The complaint alleges that, throughout the Class Period, defendants engaged in fraudulent actions which included, among other things, 1) reporting millions of dollars in fictitious earnings, revenues, expenses and assets, deliberately concealed by defendants' creation of phony bank statements, checks, invoices and a general ledger, which they supplied to 800America's auditor; 2) the misappropriation and looting of substantial assets of the Company by defendants David Elie Rabi (Rabi)
and Tillie Ruth Steeples (Steeples) through transfers of funds from 800America accounts to accounts controlled by Rabi and/or Staples; 3) the issuance of a press release falsely denying Rabi's criminal past and failing to disclose that Steeples was a control person of the Company; and 4) the filing of a 10-KSB which listed as officers and/or directors or "significant employees" several individuals who had either left the Company or could not be located by the Company.

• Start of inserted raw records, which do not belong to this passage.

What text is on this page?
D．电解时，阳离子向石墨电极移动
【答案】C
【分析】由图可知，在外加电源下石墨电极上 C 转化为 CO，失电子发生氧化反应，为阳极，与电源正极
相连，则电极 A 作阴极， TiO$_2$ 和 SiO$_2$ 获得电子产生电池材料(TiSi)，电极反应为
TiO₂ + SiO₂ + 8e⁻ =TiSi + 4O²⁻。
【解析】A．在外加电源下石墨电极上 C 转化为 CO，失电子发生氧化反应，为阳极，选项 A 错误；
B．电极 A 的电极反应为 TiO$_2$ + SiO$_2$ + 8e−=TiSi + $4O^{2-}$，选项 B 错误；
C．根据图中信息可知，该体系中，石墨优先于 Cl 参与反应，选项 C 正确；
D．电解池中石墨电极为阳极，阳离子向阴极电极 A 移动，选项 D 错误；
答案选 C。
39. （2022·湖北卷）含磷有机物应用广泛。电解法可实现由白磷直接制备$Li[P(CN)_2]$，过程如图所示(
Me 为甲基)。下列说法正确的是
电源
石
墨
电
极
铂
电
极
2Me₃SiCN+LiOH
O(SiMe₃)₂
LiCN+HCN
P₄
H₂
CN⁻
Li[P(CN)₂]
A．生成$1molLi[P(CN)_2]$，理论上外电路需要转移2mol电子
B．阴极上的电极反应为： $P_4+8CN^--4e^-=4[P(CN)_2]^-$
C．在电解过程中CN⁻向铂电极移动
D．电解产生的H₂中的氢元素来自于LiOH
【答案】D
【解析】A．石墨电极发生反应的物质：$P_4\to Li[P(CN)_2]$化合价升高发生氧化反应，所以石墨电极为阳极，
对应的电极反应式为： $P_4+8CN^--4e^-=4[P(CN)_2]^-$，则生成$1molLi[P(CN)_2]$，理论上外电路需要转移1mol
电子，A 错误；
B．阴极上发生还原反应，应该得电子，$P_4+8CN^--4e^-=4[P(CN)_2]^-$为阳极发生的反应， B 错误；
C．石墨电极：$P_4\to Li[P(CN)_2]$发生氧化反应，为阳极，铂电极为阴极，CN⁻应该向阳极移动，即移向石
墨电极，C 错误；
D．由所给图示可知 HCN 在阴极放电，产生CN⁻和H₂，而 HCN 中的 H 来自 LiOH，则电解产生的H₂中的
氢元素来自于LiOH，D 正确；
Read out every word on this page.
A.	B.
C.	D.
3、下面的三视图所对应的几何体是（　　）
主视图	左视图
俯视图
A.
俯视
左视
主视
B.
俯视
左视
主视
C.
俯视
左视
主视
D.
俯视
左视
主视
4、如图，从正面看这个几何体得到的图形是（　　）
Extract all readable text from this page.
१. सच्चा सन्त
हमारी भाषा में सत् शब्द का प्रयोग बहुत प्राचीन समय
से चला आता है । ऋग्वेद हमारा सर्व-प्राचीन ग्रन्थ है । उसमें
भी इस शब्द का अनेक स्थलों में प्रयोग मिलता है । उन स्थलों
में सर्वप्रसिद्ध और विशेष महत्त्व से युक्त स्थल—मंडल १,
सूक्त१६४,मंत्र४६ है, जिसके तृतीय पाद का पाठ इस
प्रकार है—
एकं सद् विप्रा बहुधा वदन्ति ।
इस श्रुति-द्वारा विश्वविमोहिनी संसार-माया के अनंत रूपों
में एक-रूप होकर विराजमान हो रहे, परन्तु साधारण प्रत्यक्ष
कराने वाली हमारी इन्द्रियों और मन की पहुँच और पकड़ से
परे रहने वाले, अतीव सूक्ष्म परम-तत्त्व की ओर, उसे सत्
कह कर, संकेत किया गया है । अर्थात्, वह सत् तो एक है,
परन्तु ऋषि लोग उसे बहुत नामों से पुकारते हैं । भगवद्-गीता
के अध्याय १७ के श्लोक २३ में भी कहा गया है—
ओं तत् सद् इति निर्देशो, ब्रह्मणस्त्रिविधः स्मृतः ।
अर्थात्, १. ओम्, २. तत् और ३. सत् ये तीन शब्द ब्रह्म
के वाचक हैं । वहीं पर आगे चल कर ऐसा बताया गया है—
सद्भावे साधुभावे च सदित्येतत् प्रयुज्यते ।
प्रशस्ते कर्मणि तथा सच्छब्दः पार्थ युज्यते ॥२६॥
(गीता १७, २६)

The Complaint further alleges that 800America maintained two separate sets of books in furtherance of their fraud, in which virtually all of its reported revenues in fiscal years 2001 and 2002 were fictitious. In addition, 800America reported approximately $13.2 million in cash assets for fiscal year 2001-supported by a phony bank statement provided to the Company's auditor reflecting approximately $12.67 million in cash-while the actual bank statement reflected that such account never contained more than $640.66 for that entire period. On November 13, 2002, the Securities & Exchange Commission (SEC) filed a civil action against 800America, Rabi and Steeples in the Southern District of New York, alleging that the Company falsified virtually all of its reported revenue, concealed the criminal histories of Rabi and Steeples, and otherwise perpetrated a massive fraud against investors. Both Rabi and Steeples were arrested on criminal charges in connection with this fraud.